I felt sorry for the thought of a sun coming to such a tawdry end and continued watching the ambassadors of unspoken journeys playing out across the ceiling.

Another ceiling.
Always ceilings.

An open window and the sound of tired air conditioning in dark empty restaurants.

Occasionally I would become painfully aware of bricks and mortar; the timbers of the floorboard, all the dust that makes its home in every single building and the creaks and moans of a world coming to rest. Wallpaper and furnishings can only disguise so much and I would run my finger across each wall in my room trying to guess where the bricks met. My face would become covered in fingerprints and I would find it hard to open my eyes, hair and flakes of skin tumbling like a waterfall through the disused fireplace.

More often than not I would find myself kneeling in a corner with my back to the room, with no recollection of how I had gotten there. This was sometimes comforting, like two plump pillows or sometimes disconcerting, like a poison splinter crawling beneath my tongue.
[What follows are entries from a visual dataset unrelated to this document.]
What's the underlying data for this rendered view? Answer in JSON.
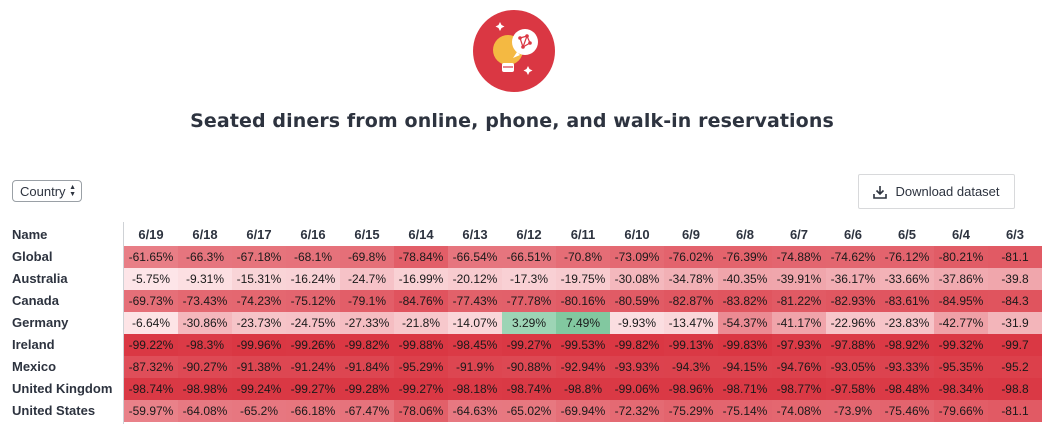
{
  "title": "Seated diners from online, phone, and walk-in reservations",
  "logo_icon": "lightbulb-network-icon",
  "colors": {
    "brand": "#da3743",
    "positive": "#9ed1b0"
  },
  "controls": {
    "select_value": "Country",
    "download_label": "Download dataset"
  },
  "table": {
    "name_header": "Name",
    "dates": [
      "6/19",
      "6/18",
      "6/17",
      "6/16",
      "6/15",
      "6/14",
      "6/13",
      "6/12",
      "6/11",
      "6/10",
      "6/9",
      "6/8",
      "6/7",
      "6/6",
      "6/5",
      "6/4",
      "6/3"
    ],
    "rows": [
      {
        "name": "Global",
        "values": [
          "-61.65%",
          "-66.3%",
          "-67.18%",
          "-68.1%",
          "-69.8%",
          "-78.84%",
          "-66.54%",
          "-66.51%",
          "-70.8%",
          "-73.09%",
          "-76.02%",
          "-76.39%",
          "-74.88%",
          "-74.62%",
          "-76.12%",
          "-80.21%",
          "-81.1"
        ]
      },
      {
        "name": "Australia",
        "values": [
          "-5.75%",
          "-9.31%",
          "-15.31%",
          "-16.24%",
          "-24.7%",
          "-16.99%",
          "-20.12%",
          "-17.3%",
          "-19.75%",
          "-30.08%",
          "-34.78%",
          "-40.35%",
          "-39.91%",
          "-36.17%",
          "-33.66%",
          "-37.86%",
          "-39.8"
        ]
      },
      {
        "name": "Canada",
        "values": [
          "-69.73%",
          "-73.43%",
          "-74.23%",
          "-75.12%",
          "-79.1%",
          "-84.76%",
          "-77.43%",
          "-77.78%",
          "-80.16%",
          "-80.59%",
          "-82.87%",
          "-83.82%",
          "-81.22%",
          "-82.93%",
          "-83.61%",
          "-84.95%",
          "-84.3"
        ]
      },
      {
        "name": "Germany",
        "values": [
          "-6.64%",
          "-30.86%",
          "-23.73%",
          "-24.75%",
          "-27.33%",
          "-21.8%",
          "-14.07%",
          "3.29%",
          "7.49%",
          "-9.93%",
          "-13.47%",
          "-54.37%",
          "-41.17%",
          "-22.96%",
          "-23.83%",
          "-42.77%",
          "-31.9"
        ]
      },
      {
        "name": "Ireland",
        "values": [
          "-99.22%",
          "-98.3%",
          "-99.96%",
          "-99.26%",
          "-99.82%",
          "-99.88%",
          "-98.45%",
          "-99.27%",
          "-99.53%",
          "-99.82%",
          "-99.13%",
          "-99.83%",
          "-97.93%",
          "-97.88%",
          "-98.92%",
          "-99.32%",
          "-99.7"
        ]
      },
      {
        "name": "Mexico",
        "values": [
          "-87.32%",
          "-90.27%",
          "-91.38%",
          "-91.24%",
          "-91.84%",
          "-95.29%",
          "-91.9%",
          "-90.88%",
          "-92.94%",
          "-93.93%",
          "-94.3%",
          "-94.15%",
          "-94.76%",
          "-93.05%",
          "-93.33%",
          "-95.35%",
          "-95.2"
        ]
      },
      {
        "name": "United Kingdom",
        "values": [
          "-98.74%",
          "-98.98%",
          "-99.24%",
          "-99.27%",
          "-99.28%",
          "-99.27%",
          "-98.18%",
          "-98.74%",
          "-98.8%",
          "-99.06%",
          "-98.96%",
          "-98.71%",
          "-98.77%",
          "-97.58%",
          "-98.48%",
          "-98.34%",
          "-98.8"
        ]
      },
      {
        "name": "United States",
        "values": [
          "-59.97%",
          "-64.08%",
          "-65.2%",
          "-66.18%",
          "-67.47%",
          "-78.06%",
          "-64.63%",
          "-65.02%",
          "-69.94%",
          "-72.32%",
          "-75.29%",
          "-75.14%",
          "-74.08%",
          "-73.9%",
          "-75.46%",
          "-79.66%",
          "-81.1"
        ]
      }
    ]
  }
}
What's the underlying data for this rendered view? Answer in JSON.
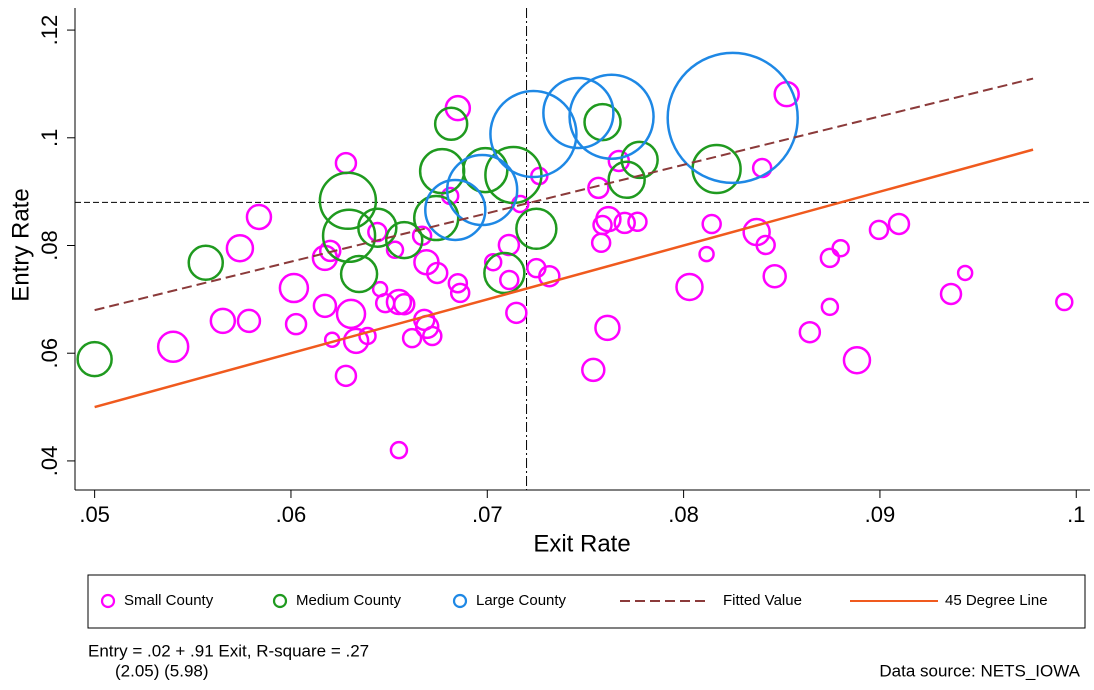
{
  "chart_data": {
    "type": "scatter",
    "x_label": "Exit Rate",
    "y_label": "Entry Rate",
    "xlim": [
      0.049,
      0.1007
    ],
    "ylim": [
      0.0346,
      0.1241
    ],
    "xticks": [
      {
        "value": 0.05,
        "label": ".05"
      },
      {
        "value": 0.06,
        "label": ".06"
      },
      {
        "value": 0.07,
        "label": ".07"
      },
      {
        "value": 0.08,
        "label": ".08"
      },
      {
        "value": 0.09,
        "label": ".09"
      },
      {
        "value": 0.1,
        "label": ".1"
      }
    ],
    "yticks": [
      {
        "value": 0.04,
        "label": ".04"
      },
      {
        "value": 0.06,
        "label": ".06"
      },
      {
        "value": 0.08,
        "label": ".08"
      },
      {
        "value": 0.1,
        "label": ".1"
      },
      {
        "value": 0.12,
        "label": ".12"
      }
    ],
    "grid": false,
    "reference_lines": {
      "x": 0.072,
      "y": 0.088
    },
    "series": [
      {
        "name": "Small County",
        "type": "scatter",
        "color": "#ff00ff",
        "x": [
          0.0628,
          0.0685,
          0.07265,
          0.08525,
          0.0767,
          0.07566,
          0.084,
          0.05837,
          0.0574,
          0.06015,
          0.05653,
          0.05786,
          0.054,
          0.06026,
          0.06173,
          0.062,
          0.06173,
          0.06306,
          0.06332,
          0.0628,
          0.0621,
          0.0639,
          0.06454,
          0.0648,
          0.0655,
          0.06577,
          0.06617,
          0.0655,
          0.06679,
          0.06694,
          0.0672,
          0.0669,
          0.06745,
          0.0685,
          0.06862,
          0.06811,
          0.0703,
          0.07112,
          0.0711,
          0.07148,
          0.07168,
          0.0725,
          0.07316,
          0.07617,
          0.07587,
          0.0758,
          0.0754,
          0.07612,
          0.077,
          0.07765,
          0.0803,
          0.08117,
          0.08143,
          0.08372,
          0.08418,
          0.08464,
          0.08643,
          0.08745,
          0.088,
          0.08745,
          0.08883,
          0.08995,
          0.09097,
          0.09362,
          0.09434,
          0.09939,
          0.0653,
          0.06668,
          0.0644
        ],
        "values": [
          0.0953,
          0.1055,
          0.0929,
          0.1081,
          0.0957,
          0.0907,
          0.0944,
          0.0853,
          0.0795,
          0.0721,
          0.066,
          0.066,
          0.0612,
          0.0654,
          0.0777,
          0.079,
          0.0688,
          0.0673,
          0.0623,
          0.0558,
          0.0625,
          0.0632,
          0.0719,
          0.0693,
          0.0695,
          0.0691,
          0.0628,
          0.042,
          0.0662,
          0.0649,
          0.0632,
          0.0769,
          0.0749,
          0.073,
          0.0712,
          0.0892,
          0.0769,
          0.0736,
          0.0801,
          0.0675,
          0.0877,
          0.0758,
          0.0743,
          0.0849,
          0.0838,
          0.0805,
          0.0569,
          0.0647,
          0.0842,
          0.0844,
          0.0723,
          0.0784,
          0.084,
          0.0825,
          0.0801,
          0.0743,
          0.0639,
          0.0777,
          0.0795,
          0.0686,
          0.0587,
          0.0829,
          0.084,
          0.071,
          0.0749,
          0.0695,
          0.0792,
          0.0818,
          0.0825
        ],
        "sizes": [
          10,
          12,
          8,
          12,
          10,
          10,
          9,
          12,
          13,
          14,
          12,
          11,
          15,
          10,
          12,
          10,
          11,
          14,
          12,
          10,
          7,
          8,
          7,
          9,
          12,
          10,
          9,
          8,
          10,
          11,
          9,
          12,
          10,
          9,
          9,
          8,
          8,
          9,
          10,
          10,
          8,
          9,
          10,
          12,
          9,
          9,
          11,
          12,
          10,
          9,
          13,
          7,
          9,
          13,
          9,
          11,
          10,
          9,
          8,
          8,
          13,
          9,
          10,
          10,
          7,
          8,
          8,
          9,
          9
        ]
      },
      {
        "name": "Medium County",
        "type": "scatter",
        "color": "#1f9a1f",
        "x": [
          0.05,
          0.05566,
          0.0629,
          0.06296,
          0.06347,
          0.0644,
          0.06577,
          0.0674,
          0.06816,
          0.0677,
          0.0699,
          0.07133,
          0.07087,
          0.0725,
          0.07587,
          0.0771,
          0.07776,
          0.08168
        ],
        "values": [
          0.0589,
          0.0768,
          0.0883,
          0.0818,
          0.0747,
          0.0833,
          0.081,
          0.0851,
          0.1026,
          0.0938,
          0.094,
          0.0931,
          0.0749,
          0.0831,
          0.1029,
          0.0922,
          0.0959,
          0.0942
        ],
        "sizes": [
          17,
          17,
          28,
          26,
          18,
          19,
          18,
          22,
          16,
          22,
          22,
          28,
          20,
          20,
          18,
          18,
          18,
          24
        ]
      },
      {
        "name": "Large County",
        "type": "scatter",
        "color": "#1e88e5",
        "x": [
          0.06837,
          0.06974,
          0.07235,
          0.07464,
          0.07633,
          0.0825
        ],
        "values": [
          0.0866,
          0.0903,
          0.1007,
          0.1046,
          0.1039,
          0.1037
        ],
        "sizes": [
          30,
          35,
          43,
          35,
          42,
          65
        ]
      },
      {
        "name": "Fitted Value",
        "type": "line",
        "dash": "dashed",
        "color": "#8b3a3a",
        "x": [
          0.05,
          0.0978
        ],
        "values": [
          0.068,
          0.111
        ]
      },
      {
        "name": "45 Degree Line",
        "type": "line",
        "dash": "solid",
        "color": "#f05a1e",
        "x": [
          0.05,
          0.0978
        ],
        "values": [
          0.05,
          0.0978
        ]
      }
    ],
    "annotations": [
      "Entry = .02 + .91 Exit, R-square = .27",
      "(2.05) (5.98)",
      "Data source: NETS_IOWA"
    ]
  }
}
In these moments, I would imagine the splinter to be very old, possibly from the masts of an ancient ship. It had travelled the world and now resented its new position as personal irritant. It would draw on all of its rage and pain, coating itself in diverse fluids found only within the occupants of the darkest ocean depths and regarding itself as pesticide, dispensing with me over and over again.

My tongue would squirm and click nonchalantly, teasing the small splinter as small droplets of antidote broke from between the gaps in my teeth, but the sound would be drowned out as the air conditioning spluttered and complained its way back to a dull hum.

I stood up and closed the window as quietly as I could. The dark outside was just a dream imagined by whatever was left of the moon and my bed had dissolved through the ashen grey material of the carpet.

Putting my shoes on, I made for the door. There were broken eggshells in my pocket and a few hours left before the dawn. Smiling to myself, as the lock clicked quietly closed behind me, I made plans to prove beyond doubt that I still existed, that my persistent breath still mattered, that my messages were still being waited for.